The Loftus family were more well-connected than the Tench’s. They were deeply involved in Irish politics with many members of the family serving in the Irish parliament. Eleanor Loftus’s father was an MP, her grandfather was Lord Chancellor of Ireland, and her great-grandfather was Most Rev. Adam Loftus (c.1533-1605), also Lord Chancellor of Ireland, who was Archbishop of Armagh. Before establishing themselves in the Irish Establishment the Loftus family were, yes, you guessed, English. Adam Loftus’s first connection with Ireland came in 1560 when he became chaplain in Ireland to the Earl of Sussex. He then became chaplain to the Bishop of Kildare and, before he was 29, was consecrated Archbishop of Armagh, less than 3 years after arriving in Ireland. What a meteoric rise! Among the Archbishop’s descendants are not only Oscar Wilde but Queen Elizabeth II, the Duke of Wellington, “Lord Voldemort” Ralph Fiennes (and his real-life nephew Hero Triffin, who played Tom Riddle in “Harry Potter and the Half-Blood Prince”), Sir Arthur Vicars and Eleanor Acheson.

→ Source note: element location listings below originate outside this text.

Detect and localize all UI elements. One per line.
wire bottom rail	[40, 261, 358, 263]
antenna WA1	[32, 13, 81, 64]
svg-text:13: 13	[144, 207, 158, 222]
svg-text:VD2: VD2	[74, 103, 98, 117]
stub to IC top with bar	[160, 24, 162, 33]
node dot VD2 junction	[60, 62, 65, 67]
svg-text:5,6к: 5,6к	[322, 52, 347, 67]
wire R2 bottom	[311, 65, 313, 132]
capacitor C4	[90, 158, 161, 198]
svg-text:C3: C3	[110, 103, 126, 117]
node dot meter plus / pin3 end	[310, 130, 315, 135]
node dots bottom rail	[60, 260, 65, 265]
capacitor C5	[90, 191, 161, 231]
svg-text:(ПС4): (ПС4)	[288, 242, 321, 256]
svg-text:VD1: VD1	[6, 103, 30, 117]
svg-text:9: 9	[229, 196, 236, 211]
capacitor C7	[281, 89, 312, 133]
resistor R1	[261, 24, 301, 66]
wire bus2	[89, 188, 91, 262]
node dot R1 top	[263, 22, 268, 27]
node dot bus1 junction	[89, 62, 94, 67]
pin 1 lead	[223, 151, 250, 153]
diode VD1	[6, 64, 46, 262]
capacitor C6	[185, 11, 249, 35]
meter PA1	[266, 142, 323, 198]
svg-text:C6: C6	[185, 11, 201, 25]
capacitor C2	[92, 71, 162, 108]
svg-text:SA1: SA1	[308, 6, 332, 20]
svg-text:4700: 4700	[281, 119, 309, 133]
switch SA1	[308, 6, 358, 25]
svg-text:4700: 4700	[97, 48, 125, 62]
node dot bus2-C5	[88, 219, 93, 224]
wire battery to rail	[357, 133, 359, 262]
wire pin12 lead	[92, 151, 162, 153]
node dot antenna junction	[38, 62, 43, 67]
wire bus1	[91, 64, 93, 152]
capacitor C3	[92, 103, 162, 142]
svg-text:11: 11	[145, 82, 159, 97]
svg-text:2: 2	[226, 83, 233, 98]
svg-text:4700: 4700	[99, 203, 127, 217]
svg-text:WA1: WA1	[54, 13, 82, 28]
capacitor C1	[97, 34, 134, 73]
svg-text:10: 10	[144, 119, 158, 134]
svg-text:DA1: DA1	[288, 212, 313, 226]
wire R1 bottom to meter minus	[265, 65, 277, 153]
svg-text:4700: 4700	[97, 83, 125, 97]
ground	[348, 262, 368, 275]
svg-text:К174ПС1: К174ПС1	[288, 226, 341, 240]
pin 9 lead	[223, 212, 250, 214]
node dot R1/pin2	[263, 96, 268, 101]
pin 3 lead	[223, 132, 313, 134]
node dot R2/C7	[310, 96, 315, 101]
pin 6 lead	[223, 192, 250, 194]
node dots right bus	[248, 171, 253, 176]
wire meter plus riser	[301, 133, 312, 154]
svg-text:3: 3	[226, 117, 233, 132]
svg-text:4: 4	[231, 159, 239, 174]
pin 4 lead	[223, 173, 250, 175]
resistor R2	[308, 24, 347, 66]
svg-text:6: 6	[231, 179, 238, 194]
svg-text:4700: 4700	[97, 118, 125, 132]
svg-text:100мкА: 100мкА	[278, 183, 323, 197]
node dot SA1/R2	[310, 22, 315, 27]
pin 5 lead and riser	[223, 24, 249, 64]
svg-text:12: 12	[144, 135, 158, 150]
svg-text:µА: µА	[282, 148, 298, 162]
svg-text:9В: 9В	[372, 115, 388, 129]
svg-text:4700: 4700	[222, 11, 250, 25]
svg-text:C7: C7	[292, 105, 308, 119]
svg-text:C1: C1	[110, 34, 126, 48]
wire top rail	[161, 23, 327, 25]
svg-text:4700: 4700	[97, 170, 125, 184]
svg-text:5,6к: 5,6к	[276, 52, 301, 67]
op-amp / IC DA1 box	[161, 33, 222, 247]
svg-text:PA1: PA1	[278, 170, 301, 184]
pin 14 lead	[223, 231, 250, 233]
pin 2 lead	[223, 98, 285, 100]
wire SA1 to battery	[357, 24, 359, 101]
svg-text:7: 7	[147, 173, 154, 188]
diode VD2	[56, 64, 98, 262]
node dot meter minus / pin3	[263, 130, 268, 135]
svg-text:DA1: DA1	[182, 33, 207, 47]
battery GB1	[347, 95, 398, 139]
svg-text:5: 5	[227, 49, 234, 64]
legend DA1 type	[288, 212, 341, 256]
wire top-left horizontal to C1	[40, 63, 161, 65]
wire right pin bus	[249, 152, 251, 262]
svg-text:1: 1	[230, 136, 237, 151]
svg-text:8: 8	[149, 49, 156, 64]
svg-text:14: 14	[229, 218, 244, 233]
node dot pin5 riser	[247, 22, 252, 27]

It is the Archbishop’s son Sir Dudley Loftus, Oscar Wilde’s direct ancestor, who provides the link to royalty. He married Anne, the daughter of the Marshal of the Army in Ireland to Queen Elizabeth I, Sir Nicholas Bagenal (1509-1591). He was a very colourful character. After fleeing to Ireland to escape a murder charge he befriended an Irish prince, the Earl of Tyrone, who obtained a royal pardon for him. Later in life Sir Nicholas was involved in a drunken punch-up with a rival for the post of Marshal. He was about 80 years old at the time. It is his wife, Eleanor Griffith, who provides Oscar Wilde with his royal blood. She is descended from King Edward III of England and his gay father King Edward II.

I’ll end with a ghost story (it’s not that long since Hallowe’en). Young Anne Tottenham, one of Oscar’s ancestral cousins, related through the Loftus, Cliffe and Tench families several times over, was living at Loftus Hall, County Wexford, in the 1770s. One stormy night a young man sought refuge at the hall and stayed a few days, becoming friendly with Anne. One evening while they were playing cards Anne reached down to pick up a card she had dropped. It was then that she saw the man had cloven hooves instead of feet. She screamed in horror and the young man shot straight up through the ceiling. Anne was in deep shock and refused to eat or drink and died a few days later. Legend had it that the hole in the ceiling could never be repaired and it reappeared again every time it was sealed.

I wonder if Oscar Wilde heard about this family legend and used parts of it to inspire his own ghost story “The Canterville Ghost”. After all, that story also has a supernatural stain that keeps returning.